1. Buy an ex-rental car
Forget concerns about multiple drivers on rental cars. They are notorious for having a thorough maintenance history. You can expect the cars to have undergone frequent services, oil changes and other maintenance as part of the company’s strict maintenance of its fleet. You’re also buying from a trusted brand name, and the used cars on sale are often nearly new, as rental firms like to keep their fleets young. Additionally, some rental companies are now offering attractive buying options. Find used cars for sale on Hertz Rent2Buy, where you can test drive your used car for up to five days. If you like it, you can buy it, but if you change your mind, you simply pay for the days you hired it. You also have plenty of choice when it comes to where you buy your used car. Hertz has three London locations which sell used cars, including Marble Arch, so if you work in central London, it’s ideal for viewing and test driving in your lunch break or commute home.
2. EBay Motors
EBay Motors certainly gives you a wide variety of used cars to choose from, and comparing prices to other similar listings can help you quickly get an idea of the price you should be looking to pay for your used car. The helpful ‘My Garage’ section lists sales of parts and accessories compatible to your used car, which is useful if you’re looking to make additional purchases. It’s worth browsing with caution; even though it may sound obvious, visit the used car in person to ensure you’re happy with its condition. In addition, don’t fall for a seller telling you that the purchase is covered by the eBay Vehicle Purchase Protection (VPP); this only applies to transactions in the US and Canada on eBay.com.
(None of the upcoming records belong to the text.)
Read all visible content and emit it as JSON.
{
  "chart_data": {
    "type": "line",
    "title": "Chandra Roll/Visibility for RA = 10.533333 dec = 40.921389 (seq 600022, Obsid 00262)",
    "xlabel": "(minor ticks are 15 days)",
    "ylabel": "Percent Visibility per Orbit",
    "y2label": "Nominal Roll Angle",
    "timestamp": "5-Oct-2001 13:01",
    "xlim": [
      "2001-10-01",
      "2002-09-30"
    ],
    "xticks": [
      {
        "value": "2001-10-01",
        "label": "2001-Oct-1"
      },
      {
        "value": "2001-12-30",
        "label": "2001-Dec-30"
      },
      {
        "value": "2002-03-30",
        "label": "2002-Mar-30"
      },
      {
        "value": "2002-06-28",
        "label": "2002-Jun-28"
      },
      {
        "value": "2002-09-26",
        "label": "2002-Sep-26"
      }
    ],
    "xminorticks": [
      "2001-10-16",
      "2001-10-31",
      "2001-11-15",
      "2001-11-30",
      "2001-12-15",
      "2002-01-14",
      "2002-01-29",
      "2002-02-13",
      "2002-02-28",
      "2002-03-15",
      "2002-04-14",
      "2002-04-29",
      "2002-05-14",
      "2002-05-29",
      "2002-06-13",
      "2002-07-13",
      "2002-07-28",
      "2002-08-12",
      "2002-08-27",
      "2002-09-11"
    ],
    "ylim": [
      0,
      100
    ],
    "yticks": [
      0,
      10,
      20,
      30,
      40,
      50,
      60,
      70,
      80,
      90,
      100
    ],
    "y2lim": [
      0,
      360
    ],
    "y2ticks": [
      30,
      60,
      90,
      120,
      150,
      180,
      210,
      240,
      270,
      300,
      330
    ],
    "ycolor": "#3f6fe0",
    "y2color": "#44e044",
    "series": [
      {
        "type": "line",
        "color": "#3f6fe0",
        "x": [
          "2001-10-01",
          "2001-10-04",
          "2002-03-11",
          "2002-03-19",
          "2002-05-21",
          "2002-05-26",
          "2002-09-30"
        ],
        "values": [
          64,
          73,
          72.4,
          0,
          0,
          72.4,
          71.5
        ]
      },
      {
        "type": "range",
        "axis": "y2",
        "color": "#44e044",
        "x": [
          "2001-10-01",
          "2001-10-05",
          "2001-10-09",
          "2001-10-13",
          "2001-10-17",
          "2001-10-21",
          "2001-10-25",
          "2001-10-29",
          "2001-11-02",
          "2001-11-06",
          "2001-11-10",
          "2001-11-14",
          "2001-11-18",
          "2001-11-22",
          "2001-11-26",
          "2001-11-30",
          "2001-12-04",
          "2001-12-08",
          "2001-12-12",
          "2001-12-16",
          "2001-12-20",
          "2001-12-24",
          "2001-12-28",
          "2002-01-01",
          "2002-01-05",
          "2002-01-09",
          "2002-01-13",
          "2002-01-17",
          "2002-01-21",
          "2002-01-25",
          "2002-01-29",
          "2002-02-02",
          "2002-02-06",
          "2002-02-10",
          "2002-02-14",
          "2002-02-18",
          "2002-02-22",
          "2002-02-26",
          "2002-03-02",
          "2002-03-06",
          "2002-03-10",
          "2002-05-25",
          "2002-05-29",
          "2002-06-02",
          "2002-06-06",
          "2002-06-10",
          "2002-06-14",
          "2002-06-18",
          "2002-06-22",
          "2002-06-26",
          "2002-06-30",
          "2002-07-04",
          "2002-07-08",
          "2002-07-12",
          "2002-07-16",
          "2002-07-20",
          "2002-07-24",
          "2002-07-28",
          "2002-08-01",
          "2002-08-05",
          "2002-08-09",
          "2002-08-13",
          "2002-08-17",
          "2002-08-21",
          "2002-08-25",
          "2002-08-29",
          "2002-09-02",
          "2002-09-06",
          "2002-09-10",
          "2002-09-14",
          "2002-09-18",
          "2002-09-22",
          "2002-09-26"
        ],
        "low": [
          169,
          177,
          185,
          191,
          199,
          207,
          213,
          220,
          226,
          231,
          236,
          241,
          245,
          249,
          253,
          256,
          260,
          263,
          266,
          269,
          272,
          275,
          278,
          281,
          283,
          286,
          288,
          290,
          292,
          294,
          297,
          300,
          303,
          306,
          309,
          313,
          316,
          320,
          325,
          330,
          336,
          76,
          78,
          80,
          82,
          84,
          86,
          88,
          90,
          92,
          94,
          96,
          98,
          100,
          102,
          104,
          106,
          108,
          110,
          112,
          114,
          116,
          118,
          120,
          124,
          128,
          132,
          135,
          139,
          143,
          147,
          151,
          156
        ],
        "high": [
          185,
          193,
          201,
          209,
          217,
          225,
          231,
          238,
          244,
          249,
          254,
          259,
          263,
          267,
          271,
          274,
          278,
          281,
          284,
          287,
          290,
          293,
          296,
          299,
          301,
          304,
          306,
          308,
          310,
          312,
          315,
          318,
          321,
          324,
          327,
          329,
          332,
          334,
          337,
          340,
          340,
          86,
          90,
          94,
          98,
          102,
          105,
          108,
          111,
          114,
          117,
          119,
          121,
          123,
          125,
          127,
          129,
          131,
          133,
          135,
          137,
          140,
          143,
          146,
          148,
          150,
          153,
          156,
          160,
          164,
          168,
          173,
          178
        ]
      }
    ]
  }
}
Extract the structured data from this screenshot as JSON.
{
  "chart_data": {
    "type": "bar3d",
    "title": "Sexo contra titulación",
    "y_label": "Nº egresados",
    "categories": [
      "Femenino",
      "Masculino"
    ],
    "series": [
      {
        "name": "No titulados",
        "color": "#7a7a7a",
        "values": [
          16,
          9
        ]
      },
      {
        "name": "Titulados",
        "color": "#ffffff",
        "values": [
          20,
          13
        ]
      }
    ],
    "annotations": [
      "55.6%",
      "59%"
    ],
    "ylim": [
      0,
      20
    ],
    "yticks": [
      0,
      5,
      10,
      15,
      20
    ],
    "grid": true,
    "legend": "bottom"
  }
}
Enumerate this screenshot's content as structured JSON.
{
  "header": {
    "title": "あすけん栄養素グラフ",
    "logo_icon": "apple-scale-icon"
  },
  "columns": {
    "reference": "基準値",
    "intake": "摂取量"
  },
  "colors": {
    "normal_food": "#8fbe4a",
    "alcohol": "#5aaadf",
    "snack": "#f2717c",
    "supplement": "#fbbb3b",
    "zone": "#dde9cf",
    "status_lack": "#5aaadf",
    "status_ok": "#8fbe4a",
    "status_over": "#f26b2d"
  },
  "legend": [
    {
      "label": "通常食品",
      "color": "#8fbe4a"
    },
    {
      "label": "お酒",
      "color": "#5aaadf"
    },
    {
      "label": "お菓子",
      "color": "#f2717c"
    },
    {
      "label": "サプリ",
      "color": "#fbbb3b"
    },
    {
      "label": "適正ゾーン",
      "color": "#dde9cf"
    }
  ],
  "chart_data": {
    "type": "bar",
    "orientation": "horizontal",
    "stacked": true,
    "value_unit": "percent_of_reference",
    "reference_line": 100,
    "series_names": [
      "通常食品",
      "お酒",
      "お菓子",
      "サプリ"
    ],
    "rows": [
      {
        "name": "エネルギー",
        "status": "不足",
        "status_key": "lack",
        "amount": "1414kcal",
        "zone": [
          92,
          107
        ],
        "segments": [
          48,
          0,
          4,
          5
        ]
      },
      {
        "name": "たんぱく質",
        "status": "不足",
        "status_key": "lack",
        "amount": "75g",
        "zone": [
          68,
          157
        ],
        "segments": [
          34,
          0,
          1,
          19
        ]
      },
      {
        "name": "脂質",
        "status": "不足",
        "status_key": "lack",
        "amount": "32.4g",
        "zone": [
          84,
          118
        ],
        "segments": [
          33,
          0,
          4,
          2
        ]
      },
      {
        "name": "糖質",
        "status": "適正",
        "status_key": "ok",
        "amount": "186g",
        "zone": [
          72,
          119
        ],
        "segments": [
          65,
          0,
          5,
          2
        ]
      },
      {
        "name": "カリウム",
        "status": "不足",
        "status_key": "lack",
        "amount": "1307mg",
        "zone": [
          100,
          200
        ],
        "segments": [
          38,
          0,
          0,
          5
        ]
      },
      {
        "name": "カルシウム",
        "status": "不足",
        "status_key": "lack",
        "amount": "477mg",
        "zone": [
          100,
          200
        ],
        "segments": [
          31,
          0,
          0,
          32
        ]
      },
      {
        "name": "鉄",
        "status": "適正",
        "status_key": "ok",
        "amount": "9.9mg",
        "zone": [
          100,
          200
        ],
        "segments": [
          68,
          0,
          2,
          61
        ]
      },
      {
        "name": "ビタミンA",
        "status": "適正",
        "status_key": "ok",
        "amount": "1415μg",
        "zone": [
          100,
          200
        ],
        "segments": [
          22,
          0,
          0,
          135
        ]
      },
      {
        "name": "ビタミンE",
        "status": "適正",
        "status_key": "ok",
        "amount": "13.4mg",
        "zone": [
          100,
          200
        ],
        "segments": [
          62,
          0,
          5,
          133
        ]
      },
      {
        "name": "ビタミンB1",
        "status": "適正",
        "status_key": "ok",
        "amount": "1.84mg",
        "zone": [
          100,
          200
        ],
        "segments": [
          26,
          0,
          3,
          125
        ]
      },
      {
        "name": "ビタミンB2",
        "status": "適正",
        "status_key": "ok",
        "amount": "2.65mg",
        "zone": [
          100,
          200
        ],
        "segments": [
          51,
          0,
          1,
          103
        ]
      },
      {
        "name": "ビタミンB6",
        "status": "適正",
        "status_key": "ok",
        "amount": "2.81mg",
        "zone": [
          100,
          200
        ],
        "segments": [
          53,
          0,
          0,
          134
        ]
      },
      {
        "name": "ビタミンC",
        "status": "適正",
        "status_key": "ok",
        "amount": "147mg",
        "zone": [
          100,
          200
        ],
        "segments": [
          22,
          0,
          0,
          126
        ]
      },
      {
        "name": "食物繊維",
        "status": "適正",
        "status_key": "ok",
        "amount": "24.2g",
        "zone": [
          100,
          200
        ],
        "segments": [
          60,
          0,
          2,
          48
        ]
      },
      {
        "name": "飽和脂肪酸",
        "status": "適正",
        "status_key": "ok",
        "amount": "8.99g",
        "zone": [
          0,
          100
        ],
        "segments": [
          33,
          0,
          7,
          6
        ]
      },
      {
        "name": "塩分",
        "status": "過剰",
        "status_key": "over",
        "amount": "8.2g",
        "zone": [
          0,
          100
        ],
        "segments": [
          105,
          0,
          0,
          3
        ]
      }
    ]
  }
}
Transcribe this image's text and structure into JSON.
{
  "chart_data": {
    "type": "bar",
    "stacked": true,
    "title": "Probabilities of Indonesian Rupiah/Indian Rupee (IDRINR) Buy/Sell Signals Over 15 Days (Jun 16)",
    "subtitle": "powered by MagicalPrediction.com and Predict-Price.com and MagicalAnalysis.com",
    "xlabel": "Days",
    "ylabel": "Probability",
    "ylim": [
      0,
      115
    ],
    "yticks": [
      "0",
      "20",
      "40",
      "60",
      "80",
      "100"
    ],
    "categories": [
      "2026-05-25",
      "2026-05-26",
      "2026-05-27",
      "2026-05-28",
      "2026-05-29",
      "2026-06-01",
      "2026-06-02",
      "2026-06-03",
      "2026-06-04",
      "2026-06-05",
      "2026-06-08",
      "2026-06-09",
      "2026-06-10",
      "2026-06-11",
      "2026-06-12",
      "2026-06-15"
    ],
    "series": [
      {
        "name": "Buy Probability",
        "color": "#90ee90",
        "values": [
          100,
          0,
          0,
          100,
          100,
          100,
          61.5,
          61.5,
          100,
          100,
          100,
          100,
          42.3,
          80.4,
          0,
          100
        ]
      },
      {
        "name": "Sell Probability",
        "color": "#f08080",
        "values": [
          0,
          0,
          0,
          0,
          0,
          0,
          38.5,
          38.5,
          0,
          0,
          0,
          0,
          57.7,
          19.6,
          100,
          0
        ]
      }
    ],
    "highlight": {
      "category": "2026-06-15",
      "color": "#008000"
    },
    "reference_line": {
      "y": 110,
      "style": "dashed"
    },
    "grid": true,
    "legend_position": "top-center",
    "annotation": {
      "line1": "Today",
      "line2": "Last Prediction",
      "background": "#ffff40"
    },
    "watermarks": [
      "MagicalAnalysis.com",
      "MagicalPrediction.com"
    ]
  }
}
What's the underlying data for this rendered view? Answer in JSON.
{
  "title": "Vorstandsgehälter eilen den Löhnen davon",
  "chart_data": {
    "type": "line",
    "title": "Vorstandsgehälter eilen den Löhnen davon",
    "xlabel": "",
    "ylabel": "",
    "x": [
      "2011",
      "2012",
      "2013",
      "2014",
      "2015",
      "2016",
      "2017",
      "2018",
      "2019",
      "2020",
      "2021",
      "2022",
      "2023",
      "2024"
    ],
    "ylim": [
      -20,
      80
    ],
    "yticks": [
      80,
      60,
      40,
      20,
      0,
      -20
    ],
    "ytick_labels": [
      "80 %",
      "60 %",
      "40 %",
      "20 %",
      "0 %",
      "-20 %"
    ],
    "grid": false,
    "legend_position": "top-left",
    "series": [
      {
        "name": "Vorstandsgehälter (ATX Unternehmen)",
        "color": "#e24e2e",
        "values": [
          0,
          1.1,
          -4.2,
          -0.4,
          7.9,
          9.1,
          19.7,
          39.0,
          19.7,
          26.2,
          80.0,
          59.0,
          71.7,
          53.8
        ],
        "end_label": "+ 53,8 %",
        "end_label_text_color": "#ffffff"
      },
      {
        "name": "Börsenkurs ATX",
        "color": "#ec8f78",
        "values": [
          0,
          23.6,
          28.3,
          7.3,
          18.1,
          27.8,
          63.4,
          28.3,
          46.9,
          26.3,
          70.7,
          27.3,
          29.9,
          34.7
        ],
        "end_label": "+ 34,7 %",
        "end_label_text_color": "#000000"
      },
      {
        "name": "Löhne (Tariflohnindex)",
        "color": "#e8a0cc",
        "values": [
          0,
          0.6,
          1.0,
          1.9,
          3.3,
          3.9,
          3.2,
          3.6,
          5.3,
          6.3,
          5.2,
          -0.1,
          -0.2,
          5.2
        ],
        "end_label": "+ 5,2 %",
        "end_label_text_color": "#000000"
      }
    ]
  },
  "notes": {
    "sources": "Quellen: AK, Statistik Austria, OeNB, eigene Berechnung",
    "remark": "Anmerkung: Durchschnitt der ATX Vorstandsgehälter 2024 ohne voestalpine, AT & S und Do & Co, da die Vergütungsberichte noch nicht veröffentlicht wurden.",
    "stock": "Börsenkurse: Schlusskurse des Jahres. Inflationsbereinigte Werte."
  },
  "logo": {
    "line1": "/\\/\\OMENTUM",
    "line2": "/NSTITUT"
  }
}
A well-known option for good reason, this site lists a huge number of used cars in the London area. Make sure you do your homework thoroughly though, as buying from a private seller comes with more risks. Check the V5C vehicle registration document and the registration number on the GOV.UK website. This will tell you the used car’s MOT status and history from 2005. Keep a copy of the used car’s description too – as a private buyer, you’re protected under the Consumer Rights Act 2015 if the used car doesn’t match the seller’s description. This can be hard to prove though, so if the seller gives additional description details on the phone, ask for these in an email too.
4. Used car dealerships
Both franchised dealers and independents have their pros and cons. You’ll be able to get a reliable used car with a good warranty from a franchised dealer, though this will come at a higher cost. Independent dealers will naturally have a wider variety of used cars at more competitive prices, but the quality can vary too. Check the warranty of any used car you look to buy at an independent dealer too, as these can be limited.
5. Car auctions
Not an option for the fainthearted! Auctions are certainly an exhilarating place to buy a used car, but aim to go to one first (without intending to buy) to get a feel for how it works. It’s also critical you set yourself a budget and stick to it. It’s all too easy to get caught up in the heat of the moment and spend more than you had planned. Ensure you check the used cars carefully before the auction begins, as auction rules state that they’re bought ‘as seen’.